I recently came across the Japanese concept of “kintsugi,” “golden joinery” or “golden repair.” This is the Japanese art of repairing broken pottery with lacquer dusted or mixed with powder gold, silver or platinum. As a philosophy it treats breakage and repair as part of the history of an object, rather than something to disguise. The process of caring and attending to mend the broken object symbolizes a reconciliation with flaws and accidents of time. There’s no need to disguise the damage, because the point is to give the fault lines beauty and strength. The gold veins are there to remind us that breaks and faults, what has been damaged, what is vulnerable and scarred, has merit of its own.
This is all good for pottery and pieces of ceramic. But what about us? What about Kintsugi in our lives? How can this Japanese “repair technique” encourage us in our everyday life?
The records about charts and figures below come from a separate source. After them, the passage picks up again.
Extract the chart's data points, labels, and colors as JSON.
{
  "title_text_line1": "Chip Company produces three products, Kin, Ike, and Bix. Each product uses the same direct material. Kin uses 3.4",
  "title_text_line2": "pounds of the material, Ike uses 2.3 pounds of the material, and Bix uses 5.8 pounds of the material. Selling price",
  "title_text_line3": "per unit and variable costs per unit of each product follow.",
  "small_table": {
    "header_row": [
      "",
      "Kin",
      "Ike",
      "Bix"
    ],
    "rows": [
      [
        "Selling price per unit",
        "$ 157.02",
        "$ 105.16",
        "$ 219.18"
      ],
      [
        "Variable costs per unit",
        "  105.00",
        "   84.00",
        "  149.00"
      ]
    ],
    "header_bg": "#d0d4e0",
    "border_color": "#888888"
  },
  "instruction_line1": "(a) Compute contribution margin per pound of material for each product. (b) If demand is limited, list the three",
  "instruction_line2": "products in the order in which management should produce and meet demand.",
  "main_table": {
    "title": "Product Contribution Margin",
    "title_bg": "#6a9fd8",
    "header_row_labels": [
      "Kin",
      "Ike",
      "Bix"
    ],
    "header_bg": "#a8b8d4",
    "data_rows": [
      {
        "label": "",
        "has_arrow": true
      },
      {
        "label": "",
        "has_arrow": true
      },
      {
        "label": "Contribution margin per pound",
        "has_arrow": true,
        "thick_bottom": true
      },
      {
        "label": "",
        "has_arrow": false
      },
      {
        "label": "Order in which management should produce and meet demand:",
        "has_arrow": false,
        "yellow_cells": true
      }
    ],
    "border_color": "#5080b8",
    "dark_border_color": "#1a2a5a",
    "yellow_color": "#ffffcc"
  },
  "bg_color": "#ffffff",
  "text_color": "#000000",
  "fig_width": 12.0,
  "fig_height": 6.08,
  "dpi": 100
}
We know how broken we feel sometimes, how full of scars and bruises we are: from playdates at the park in the middle of the summer – sometimes without enough water bottles – from our unclassified separation anxiety, or the lingering fantasy of an all-natural birth. We are sleep deprived, unable to finish dinners sitting down and interrupted while finally having reached the shower. These are seen as damaged pieces of life. And we need to remind ourselves that celebrating the bad and the ugly is part of noticing ways to appreciate our own precious scars.
Find ways to refurbish yourself. Do what you have to do. Or stand still and don’t do anything. That’s also deciding to mend, to heal, to move on even if it sounds contradicting. Listen to the still and quieting voice within you.
Our children would benefit from practicing kintsugi in daily life: we don’t hide broken parts, we look for means to display them and express ourselves through them. Something went wrong at the recital? The math project was not as successful as expected? We fell at recess? Our best friend decided to be best friends with someone else? Those are wounds, the broken parts of our wholeness. But this same wholeness is made out of pieces. Treasure them. Learn to find the spark, learn to see and shine, and most of all, learn to accept the breaks and the sap to heal.
In kintsugi art there’s a substance used for gluing the broken parts, a type of sap that is extracted from the Toxicodendron vernicifluum, also known as the Chinese lacquer tree. This sap contains the allergenic compound urushiol, which is the oil found in poison ivy that causes a rash. So imagine, the adhesive used for gluing and mending is toxic in itself and yet it serves the purpose of regenerating. Same with the leaves, seeds and resin of the lacquer tree, which are used in Chinese medicine for the treatment of internal parasites and for stopping bleeding.
It’s not only the smoothness and delicacy of the seashell found once at the beach. It’s also the silence we can always hear in its core. It does remind us of a time with no naps and feeding schedules, but it should also remind us how painfully beautiful it is to have these in our lives. We don’t need to hide the wounds, the breaks, the bends: we can expose the faults and make them beautiful as they are. Our scars are our stories. It may take up to a month to repair the largest and most refined pieces of ceramics with the kintsugi technique, given the different steps and the drying time required. Healing and resilience takes time.
The idea is not only to repair ourselves but also, and mostly, to do so with gold and sparkles! All the craze for wellness and selfcare is not something new. It’s thousands of years of parenting adventures that once again need to be recognized and honored.
The twists and turns are inevitable. But we can control the reaction and empower our creative forces to transform and revere our own gracefully imperfect experiences.